The primary motor cortex is on the posterior part of the frontal lobe, and it contains most of the upper motor neurons. Most of the axons of these upper motor neurons will form two tracts: the corticospinal tract, which connects to the spinal cord, and the corticobulbar tract, which connects to the brainstem.
The map of the body on the primary motor cortex is called the motor homunculus, with the face and arm laterally, the torso superiorly, and the leg medially. The primary motor cortex and the primary somatosensory cortex are adjacent, and their homunculi are similar, so that lesions often involve both and cause similar patterns of body part involvement for upper motor neuron and somatosensory abnormalities. Anterior to the primary motor cortex are association motor cortices. Association motor cortices create the motor plan, which specifies which muscles to contract and at what intensity and duration. Then it sends the motor plan to the primary motor cortex for execution via the upper motor neurons. The motor cortices need input from other areas for proper function, including sensory cortices (particularly somatosensory and visual), the cerebellum, and the basal ganglia.

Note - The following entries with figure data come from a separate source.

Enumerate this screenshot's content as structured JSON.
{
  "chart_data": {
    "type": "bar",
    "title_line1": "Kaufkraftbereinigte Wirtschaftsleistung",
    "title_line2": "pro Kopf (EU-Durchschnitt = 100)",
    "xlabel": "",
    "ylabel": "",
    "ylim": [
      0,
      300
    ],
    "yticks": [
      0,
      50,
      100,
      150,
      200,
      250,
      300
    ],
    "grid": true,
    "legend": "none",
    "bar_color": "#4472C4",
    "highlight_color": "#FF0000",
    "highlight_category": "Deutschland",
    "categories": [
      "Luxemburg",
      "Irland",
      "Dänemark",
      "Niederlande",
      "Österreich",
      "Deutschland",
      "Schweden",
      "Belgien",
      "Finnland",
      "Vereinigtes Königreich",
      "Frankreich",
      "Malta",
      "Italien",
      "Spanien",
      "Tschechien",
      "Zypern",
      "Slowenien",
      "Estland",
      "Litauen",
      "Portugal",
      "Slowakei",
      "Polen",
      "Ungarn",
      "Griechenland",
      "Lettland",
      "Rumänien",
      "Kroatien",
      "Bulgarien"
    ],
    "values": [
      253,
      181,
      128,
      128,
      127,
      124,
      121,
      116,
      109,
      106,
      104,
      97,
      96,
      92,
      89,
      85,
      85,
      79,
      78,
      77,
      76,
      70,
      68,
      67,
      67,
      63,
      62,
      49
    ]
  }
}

Motor planning is related to praxis, which refers to the ability to perform learned purposeful movements. Dysfunction of association motor or somatosensory cortices may cause apraxia, which is the inability to perform learned purposeful movements, despite having the necessary motivation and basic motor and sensory functions. A common example is losing the ability to operate a television remote control despite wanting to change the channel, being able to see and feel the buttons, and being able to move the fingers. Praxis can be tested by asking the patient to pretend to do tasks such as hammering a nail or brushing teeth. There is a type of hypertonia called paratonia that probably is a form of apraxia. Patients with paratonia seem to be unable to relax their muscles voluntarily; the more attention they pay to trying to relax the muscles the more contracted they become, but with distraction the tone usually returns to normal. This is usually seen with lesions of frontal association cortices that probably play a role in controlling the motor cortices.
There is an additional cortical area called the frontal eye field, which has a motor function for control of eye movements. It is on the lateral frontal lobe anterior to association motor cortices.